Metric · DORA

What is lead time for changes, and how do you measure it in Metabase?

Lead time for changes is the time from a commit to that code running in production. It's the DORA throughput metric for delivery speed, and pairs with deployment frequency. Measure it in Metabase by joining commits to the deploy that shipped them, using GitHub or GitLab data.

TL;DR — Commit timestamp → production deploy timestamp, reported as a median (and p90). Different from "lead time" on an issue and from cycle time.

What lead time for changes measures

It captures how long code waits between being written and reaching users: review, CI, queueing, and release. Shorter lead time means smaller batches and faster feedback. Use median and p90 — the distribution is right-skewed, so averages mislead.

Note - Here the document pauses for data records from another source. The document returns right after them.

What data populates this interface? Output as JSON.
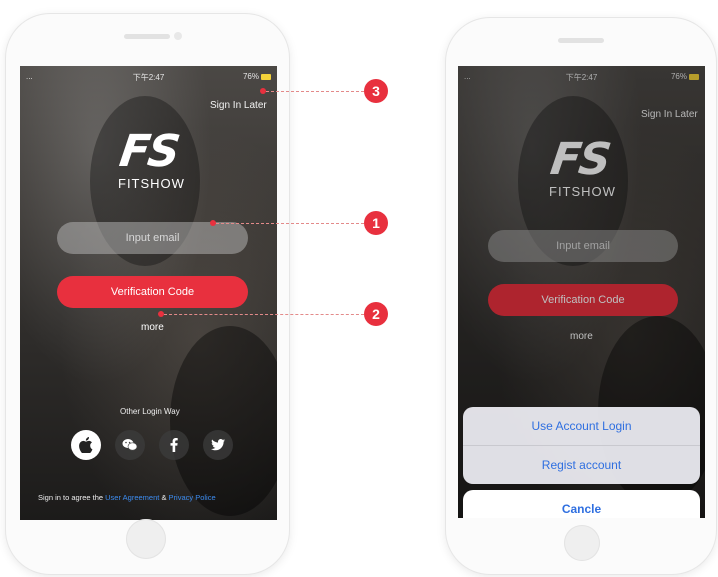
{
  "colors": {
    "accent": "#e8303e",
    "link": "#3d8cf0",
    "sheet_text": "#2f6fe0"
  },
  "phone1": {
    "status": {
      "left": "...",
      "time": "下午2:47",
      "right": "76%"
    },
    "sign_in_later": "Sign In Later",
    "logo": "FS",
    "brand": "FITSHOW",
    "email_placeholder": "Input email",
    "verification_button": "Verification Code",
    "more": "more",
    "other_login": "Other Login Way",
    "social_icons": [
      "apple-icon",
      "wechat-icon",
      "facebook-icon",
      "twitter-icon"
    ],
    "agree_prefix": "Sign in to agree the",
    "user_agreement": "User Agreement",
    "amp": "&",
    "privacy_policy": "Privacy Police"
  },
  "callouts": [
    "3",
    "1",
    "2"
  ],
  "phone2": {
    "status": {
      "left": "...",
      "time": "下午2:47",
      "right": "76%"
    },
    "sign_in_later": "Sign In Later",
    "logo": "FS",
    "brand": "FITSHOW",
    "email_placeholder": "Input email",
    "verification_button": "Verification Code",
    "more": "more",
    "sheet": {
      "items": [
        "Use Account Login",
        "Regist account"
      ],
      "cancel": "Cancle"
    }
  }
}
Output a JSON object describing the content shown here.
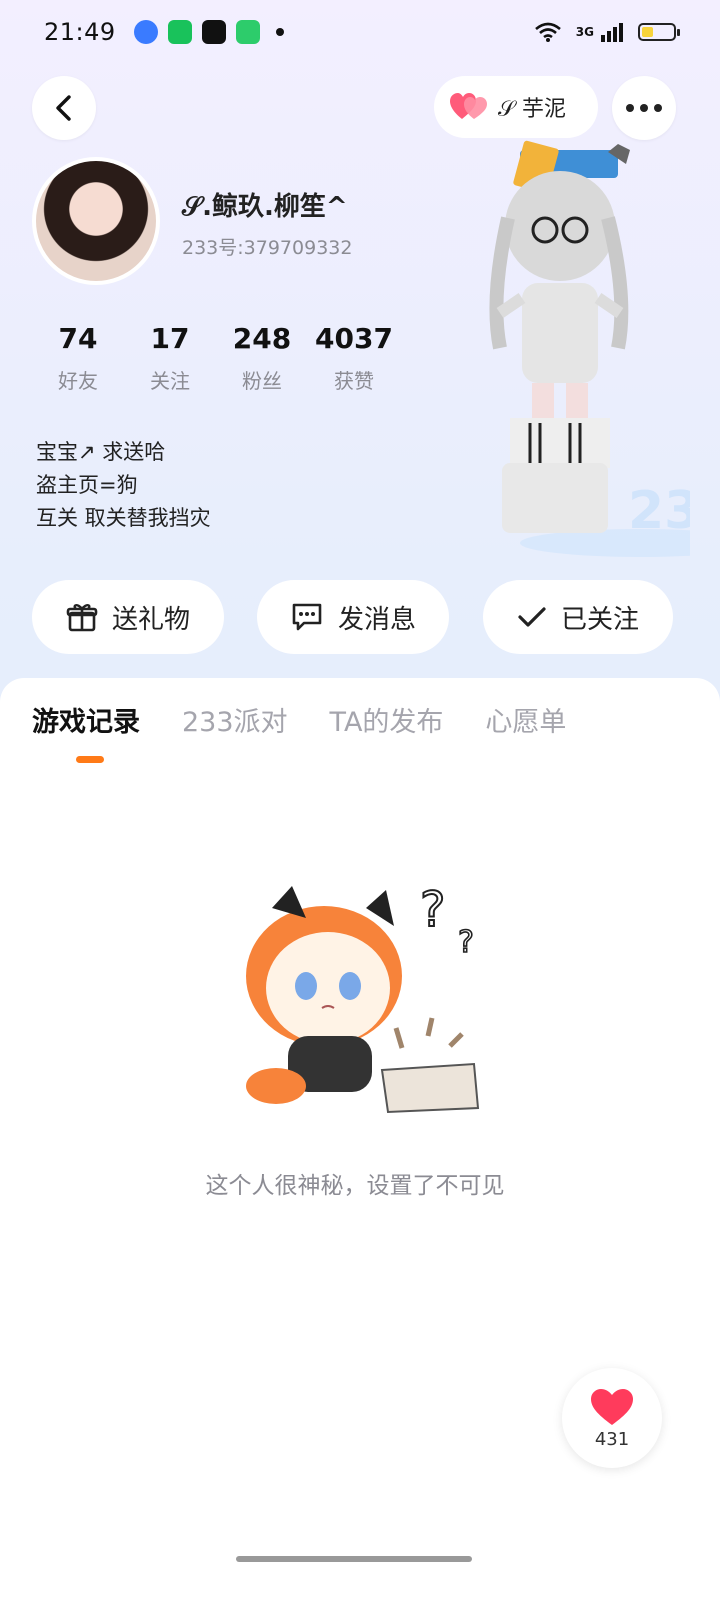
{
  "status_bar": {
    "time": "21:49",
    "network": "3G",
    "icons": [
      "wifi-icon",
      "signal-icon",
      "battery-icon"
    ],
    "battery_level": 0.35
  },
  "header": {
    "partner_name": "𝒮 芋泥"
  },
  "profile": {
    "nickname": "𝒮.鲸玖.柳笙^",
    "user_id": "233号:379709332",
    "stats": [
      {
        "value": "74",
        "label": "好友"
      },
      {
        "value": "17",
        "label": "关注"
      },
      {
        "value": "248",
        "label": "粉丝"
      },
      {
        "value": "4037",
        "label": "获赞"
      }
    ],
    "bio_lines": [
      "宝宝↗ 求送哈",
      "盗主页=狗",
      "互关 取关替我挡灾"
    ]
  },
  "actions": {
    "gift": "送礼物",
    "message": "发消息",
    "follow": "已关注"
  },
  "tabs": [
    "游戏记录",
    "233派对",
    "TA的发布",
    "心愿单"
  ],
  "empty_state": {
    "text": "这个人很神秘，设置了不可见"
  },
  "like_button": {
    "count": "431"
  },
  "colors": {
    "accent": "#ff7a17",
    "heart": "#ff3b5c"
  }
}
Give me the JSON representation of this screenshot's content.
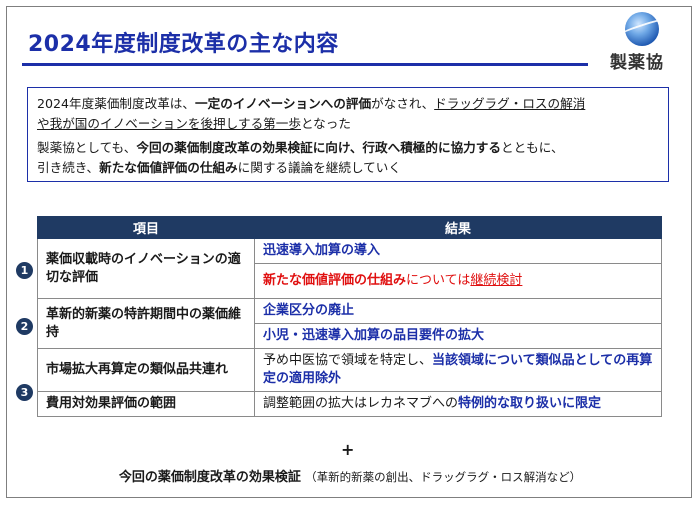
{
  "title": "2024年度制度改革の主な内容",
  "logo_text": "製薬協",
  "summary": {
    "line1": [
      {
        "t": "2024年度薬価制度改革は、",
        "s": ""
      },
      {
        "t": "一定のイノベーションへの評価",
        "s": "bold"
      },
      {
        "t": "がなされ、",
        "s": ""
      },
      {
        "t": "ドラッグラグ・ロスの解消",
        "s": "ul"
      }
    ],
    "line2": [
      {
        "t": "や我が国のイノベーションを後押しする第一歩",
        "s": "ul"
      },
      {
        "t": "となった",
        "s": ""
      }
    ],
    "line3": [
      {
        "t": "製薬協としても、",
        "s": ""
      },
      {
        "t": "今回の薬価制度改革の効果検証に向け、行政へ積極的に協力する",
        "s": "bold"
      },
      {
        "t": "とともに、",
        "s": ""
      }
    ],
    "line4": [
      {
        "t": "引き続き、",
        "s": ""
      },
      {
        "t": "新たな価値評価の仕組み",
        "s": "bold"
      },
      {
        "t": "に関する議論を継続していく",
        "s": ""
      }
    ]
  },
  "table": {
    "head_item": "項目",
    "head_result": "結果",
    "rows": [
      {
        "item": "薬価収載時のイノベーションの適切な評価",
        "r1a": "迅速導入加算の導入",
        "r2a": "新たな価値評価の仕組み",
        "r2b": "については",
        "r2c": "継続検討"
      },
      {
        "item": "革新的新薬の特許期間中の薬価維持",
        "r1": "企業区分の廃止",
        "r2": "小児・迅速導入加算の品目要件の拡大"
      },
      {
        "item": "市場拡大再算定の類似品共連れ",
        "pre": "予め中医協で領域を特定し、",
        "strong": "当該領域について類似品としての再算定の適用除外"
      },
      {
        "item": "費用対効果評価の範囲",
        "pre": "調整範囲の拡大はレカネマブへの",
        "strong": "特例的な取り扱いに限定"
      }
    ]
  },
  "markers": [
    "1",
    "2",
    "3"
  ],
  "plus": "+",
  "footer": {
    "main": "今回の薬価制度改革の効果検証",
    "sub": "（革新的新薬の創出、ドラッグラグ・ロス解消など）"
  }
}
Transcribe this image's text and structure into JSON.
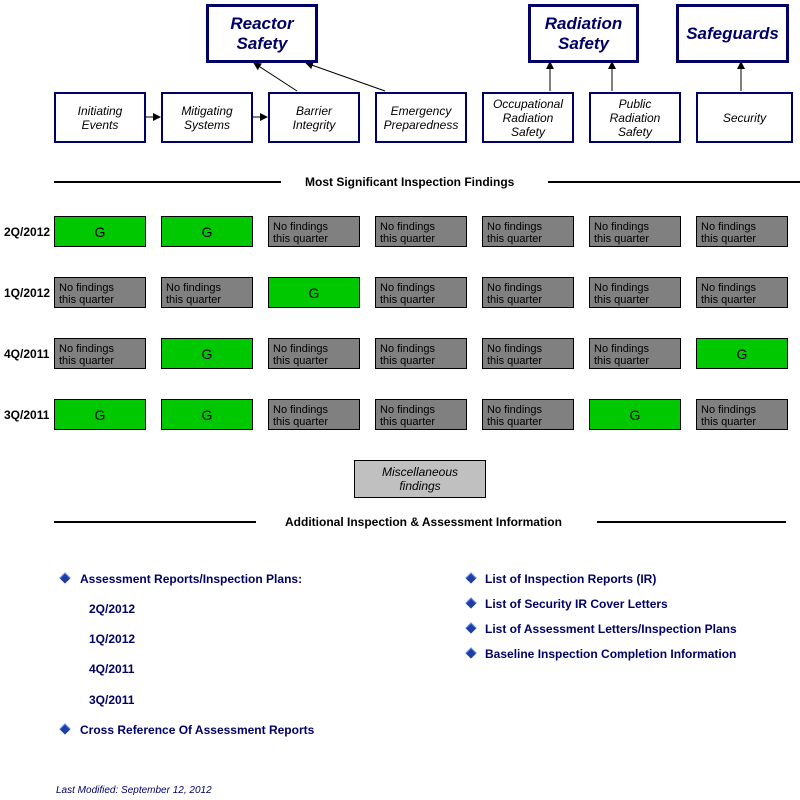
{
  "categories": {
    "reactor_safety": "Reactor Safety",
    "radiation_safety": "Radiation Safety",
    "safeguards": "Safeguards"
  },
  "cornerstones": [
    {
      "id": "initiating-events",
      "label": "Initiating Events"
    },
    {
      "id": "mitigating-systems",
      "label": "Mitigating Systems"
    },
    {
      "id": "barrier-integrity",
      "label": "Barrier Integrity"
    },
    {
      "id": "emergency-preparedness",
      "label": "Emergency Preparedness"
    },
    {
      "id": "occupational-radiation-safety",
      "label": "Occupational Radiation Safety"
    },
    {
      "id": "public-radiation-safety",
      "label": "Public Radiation Safety"
    },
    {
      "id": "security",
      "label": "Security"
    }
  ],
  "findings_section": {
    "title": "Most Significant Inspection Findings",
    "no_findings_text": "No findings this quarter",
    "colors": {
      "green": "#00c800",
      "none": "#808080"
    },
    "rows": [
      {
        "quarter": "2Q/2012",
        "cells": [
          "G",
          "G",
          "N",
          "N",
          "N",
          "N",
          "N"
        ]
      },
      {
        "quarter": "1Q/2012",
        "cells": [
          "N",
          "N",
          "G",
          "N",
          "N",
          "N",
          "N"
        ]
      },
      {
        "quarter": "4Q/2011",
        "cells": [
          "N",
          "G",
          "N",
          "N",
          "N",
          "N",
          "G"
        ]
      },
      {
        "quarter": "3Q/2011",
        "cells": [
          "G",
          "G",
          "N",
          "N",
          "N",
          "G",
          "N"
        ]
      }
    ],
    "misc_label": "Miscellaneous findings"
  },
  "additional_section": {
    "title": "Additional Inspection & Assessment Information",
    "left_links": {
      "assessment_reports": "Assessment Reports/Inspection Plans:",
      "quarters": [
        "2Q/2012",
        "1Q/2012",
        "4Q/2011",
        "3Q/2011"
      ],
      "cross_reference": "Cross Reference Of Assessment Reports"
    },
    "right_links": [
      "List of Inspection Reports (IR)",
      "List of Security IR Cover Letters",
      "List of Assessment Letters/Inspection Plans",
      "Baseline Inspection Completion Information"
    ]
  },
  "footer": {
    "last_modified": "Last Modified:  September 12, 2012"
  }
}
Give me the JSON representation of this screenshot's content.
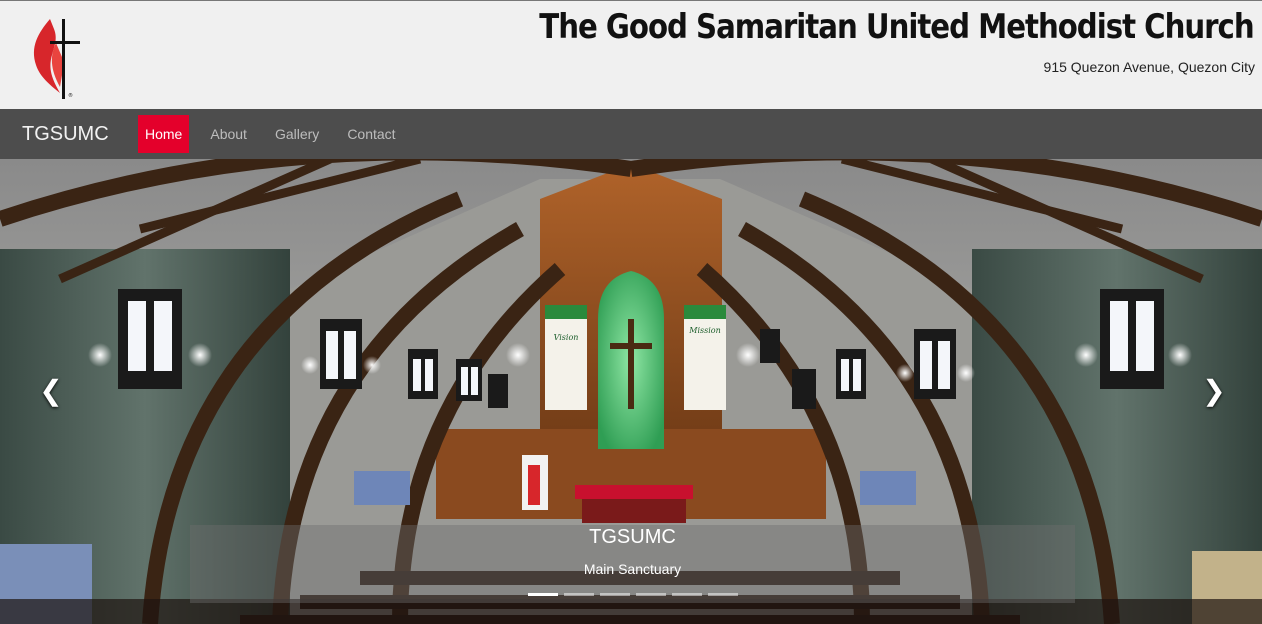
{
  "header": {
    "title": "The Good Samaritan United Methodist Church",
    "address": "915 Quezon Avenue, Quezon City",
    "logo_icon": "cross-and-flame-icon"
  },
  "nav": {
    "brand": "TGSUMC",
    "items": [
      {
        "label": "Home",
        "active": true
      },
      {
        "label": "About",
        "active": false
      },
      {
        "label": "Gallery",
        "active": false
      },
      {
        "label": "Contact",
        "active": false
      }
    ]
  },
  "carousel": {
    "slide_title": "TGSUMC",
    "slide_caption": "Main Sanctuary",
    "prev_icon": "chevron-left-icon",
    "next_icon": "chevron-right-icon",
    "slide_count": 6,
    "active_slide": 1,
    "banners": {
      "left": "Vision",
      "right": "Mission"
    }
  },
  "colors": {
    "accent": "#e4002b",
    "nav_bg": "#4d4d4d",
    "header_bg": "#f0f0f0"
  }
}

Lead time for changes vs. lead time vs. cycle time

MetricStartsEnds
Lead time for changes (DORA)Code committedDeployed to production
Lead time (flow)Request/issue createdIssue done
Cycle time (flow)Work started (in progress)Issue done

DORA lead time is anchored to code and deploys; the flow metrics are anchored to issues/tickets. Don't conflate them.

What data does it need?

  • commits: sha, committed_at.
  • deployments: environment, status, created_at, and the shipped sha (ideally the full set of commits per deploy).

SQL patterns

Median + p90 lead time by week (tip sha)PostgreSQL
SELECT
  date_trunc('week', d.created_at) AS week,
  percentile_cont(0.5) WITHIN GROUP (
    ORDER BY EXTRACT(EPOCH FROM (d.created_at - c.committed_at)) / 3600
  ) AS median_lead_hours,
  percentile_cont(0.9) WITHIN GROUP (
    ORDER BY EXTRACT(EPOCH FROM (d.created_at - c.committed_at)) / 3600
  ) AS p90_lead_hours
FROM deployments d
JOIN commits c ON c.sha = d.sha
WHERE d.environment = 'production'
  AND d.status = 'success'
GROUP BY 1
ORDER BY 1;
Across all commits in each deploy (more accurate)PostgreSQL
-- Every commit included in a deploy, not just the tip sha
SELECT
  date_trunc('week', d.created_at) AS week,
  percentile_cont(0.5) WITHIN GROUP (
    ORDER BY EXTRACT(EPOCH FROM (d.created_at - c.committed_at)) / 3600
  ) AS median_lead_hours
FROM deployments d
JOIN deployment_commits dc ON dc.deployment_id = d.id
JOIN commits c            ON c.sha = dc.sha
WHERE d.environment = 'production'
  AND d.status = 'success'
GROUP BY 1
ORDER BY 1;

Pitfalls

Measuring merge → deploy only.→ Lead time for changes starts at the commit, not the merge — review and CI are part of it.
Using only the deploy's tip commit.→ A deploy ships many commits; join the full commit set where you can.
Reporting the average.→ Use median and p90; the long tail skews the mean.
Confusing it with flow lead time.→ DORA lead time is commit→deploy, not issue created→done.

Where this metric applies

Metrics

Integrations

Dashboards

FAQ

Is lead time for changes the same as cycle time?
No. Cycle time is a flow metric on issues (work started → done). Lead time for changes is a DORA metric on code (commit → production deploy). See cycle time.
Where do I get the commit-to-deploy mapping?
From the deploy record's commit SHA (and, ideally, the list of commits between the previous and current deploy). GitHub Deployments/Actions and GitLab pipelines expose this.
Median or mean?
Median, plus p90 to expose the slow tail. Means are distorted by a few very slow changes.